NYT: The Kremlin Flexes, and a Tycoon Reels

Rather than expropriating assets outright, Mr. Putin’s government has exploited minor legal infractions at the target companies to force sales. Either government-controlled companies, or companies run by men seen as loyal to Mr. Putin’s Kremlin, are the beneficiaries. In 2003, for example, prosecutors went after Mikhail B. Khodorkovsky, chairman of Yukos Oil, then Russia’s largest private company, on accusations of tax evasion. Mr. Khodorkovsky was sent to a Siberian prison, and Yukos went bankrupt. The state company Rosneft later acquired most of Yukos’s assets. Last fall, it was environmental infractions in pipeline construction that forced Royal Dutch Shell and Japanese partners to sell a controlling stake in their $22 billion Sakhalin II oil and gas development to Gazprom, the state gas monopoly.
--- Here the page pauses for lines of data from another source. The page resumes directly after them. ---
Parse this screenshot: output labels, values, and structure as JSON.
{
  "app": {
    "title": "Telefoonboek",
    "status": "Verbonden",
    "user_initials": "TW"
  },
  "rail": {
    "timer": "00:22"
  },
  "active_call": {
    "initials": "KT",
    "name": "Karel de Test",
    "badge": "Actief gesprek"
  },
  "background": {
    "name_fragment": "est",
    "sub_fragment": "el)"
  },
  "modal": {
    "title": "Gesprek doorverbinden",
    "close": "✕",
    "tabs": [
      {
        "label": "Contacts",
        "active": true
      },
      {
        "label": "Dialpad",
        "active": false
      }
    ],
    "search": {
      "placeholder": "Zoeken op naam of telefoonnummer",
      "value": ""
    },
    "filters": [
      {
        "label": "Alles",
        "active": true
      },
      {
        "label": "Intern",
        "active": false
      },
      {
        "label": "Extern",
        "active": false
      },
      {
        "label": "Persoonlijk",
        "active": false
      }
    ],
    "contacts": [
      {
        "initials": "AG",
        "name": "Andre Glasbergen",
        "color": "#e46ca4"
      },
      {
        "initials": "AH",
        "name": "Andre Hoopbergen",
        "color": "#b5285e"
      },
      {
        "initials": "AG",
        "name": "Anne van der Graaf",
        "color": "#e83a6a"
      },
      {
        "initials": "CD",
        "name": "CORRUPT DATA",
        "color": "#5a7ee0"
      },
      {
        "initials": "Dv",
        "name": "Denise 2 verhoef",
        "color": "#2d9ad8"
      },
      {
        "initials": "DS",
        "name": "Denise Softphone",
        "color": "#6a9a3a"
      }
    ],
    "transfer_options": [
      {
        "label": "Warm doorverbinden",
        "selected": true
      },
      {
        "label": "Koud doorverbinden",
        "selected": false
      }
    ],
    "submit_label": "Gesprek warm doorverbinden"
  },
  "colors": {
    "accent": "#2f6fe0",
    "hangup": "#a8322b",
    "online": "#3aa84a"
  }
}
Then, this June, BP’s local joint venture, TNK-BP, sold its share of a huge gas development after regulators threatened to revoke the license because the field was developed too slowly, which was a technical violation of the terms of TNK-BP’s license. Gazprom, again, was the beneficiary. Coincidentally, Mr. Prokhorov and Mr. Potanin own a minority stake in that same BP gas field. Their 26 percent stake was not touched, perhaps because of Mr. Potanin’s close ties to Mr. Putin. But in the case of Norilsk, Mr. Prokhorov’s arrest, analysts say, seems to have been a fortuitous accident that gave the Kremlin cover for exerting more control over this strategic metals company.